ピーマンの語源は、大型で甘味のある唐辛子をフランス語でpiment(ピマン)と呼んでいたことから、ピーマンになりました。ピーマンは緑黄色野菜の仲間。緑黄色野菜は「可食部100g当たりのカロテン含量が600μg以上の野菜」という基準が厚生労働省により決められています。しかしピーマンは、400μg//100gであっても食べる回数や量が多いため、緑黄色野菜に分類されているのです。しっかりと栄養素が摂れる野菜でありながら、「子供が嫌いな野菜」アンケートでは上位にきます。理由は「ピーマンは苦いから」「ピーマンは青臭いから」という答えが多く返ってきます。
牛肉とピーマンのバルサミコ炒め
ピーマンの苦み成分は、ポリフェノール類の「クエルシトリン」です。クエルシトリンには特別強い苦みはないのですが、クエルシトリンの苦みとピーマンに含まれている「ピラジン」という香り成分を一緒に感じることで、脳の中でピーマン特有の苦みと青臭さを感じているのです。一方でこの独特の「苦み」と「青臭さ」は調理によって少なくすることができるのです。ピーマンの細胞は縦に並んでいるので、ピーマンを縦方向に切るのがおすすめ。成分が流出しにくいため苦みを感じにくくなり、歯ごたえも残ります。またクエルシトリンは脂溶性成分であることから、油通しや炒めることで苦みが少なくなると考えられます。「牛肉とピーマンのバルサミコ炒め」は、ピーマンを縦にきることから、苦みを感じにくく、また6年間しっかり熟成させたバルサミコ、バルサモ・ディヴィーノと醤油が美味しさを引き立てます。またピーマンはヘタが五角形と六角形のものがあります。六角形のヘタを持つピーマンは糖度が高いため苦みを感じにくいともいわれています。店頭で探してみるのも一つですね。
特製ドライカレー
またピーマンは、種やワタの部分も食べられるって知っていましたか?ピーマンの種は機能性成分でもあり辛味成分の「カプサイシン」や香り成分の「ピラジン」が含まれているため、ピーマンを炒めたり焼いたりすると、香ばしい香りを放ちます。また抗酸化作用を持つビタミンCと骨と血液の健康を維持するカルシウムも豊富で、ピーマンの種100g当たりにはビタミンCが120mg、カルシウムが43mg含まれていることが報告されています。ただ栄養価があるといっても、ピーマンの種はそのまま食べると苦くて硬く感じられますが、調理によって美味しくいただくことができるのです。種を含んだままピーマンを炒めると、種がほんのりと香ばしくなり、カリッとした食感を楽しむことができます。

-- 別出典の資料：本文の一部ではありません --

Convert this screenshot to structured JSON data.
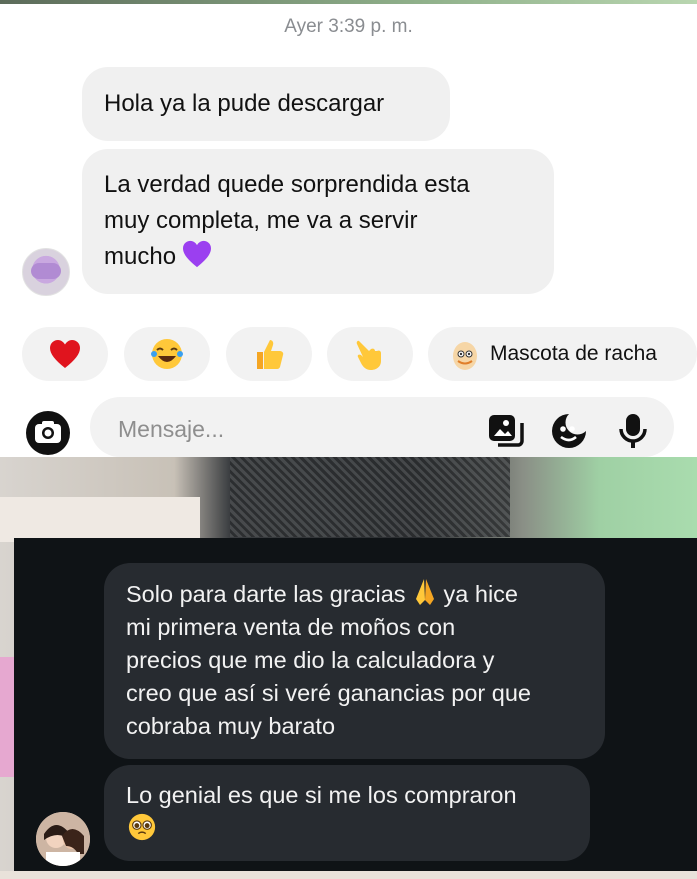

「特製ドライカレー」は、玉ねぎ、ピーマンのみじん切りがたっぷり入ったドライカレー。種やワタを含むピーマンのみじん切りやたまねぎもバーミックス・スライシーがあれば簡単につくることができ、ピーマンの香りを上手に楽しむことができます。
ピーマンのアグロドルチェ
またピーマンの種を取り除かずにスープに加えてゆっくりと煮込むと柔らかくなります。「ピーマンのアグロドルチェ」はいかがでしょうか。イタリア・シチリアの伝統料理でアグロ(agro)は「酸っぱい」、ドルチェ(dolce)は「甘い」、つまり甘酸っぱい料理のことを指します。サンジュリアーノマーマレード、ディヴィーノ、ラウデミオを加えて加熱することで、旨味たっぷりのピーマンに仕上がります。もちろん種のやわらかさをたのしむことができます。ワイン片手につまむのもよし、肉料理に添えるのもよし。ぜひお試しください!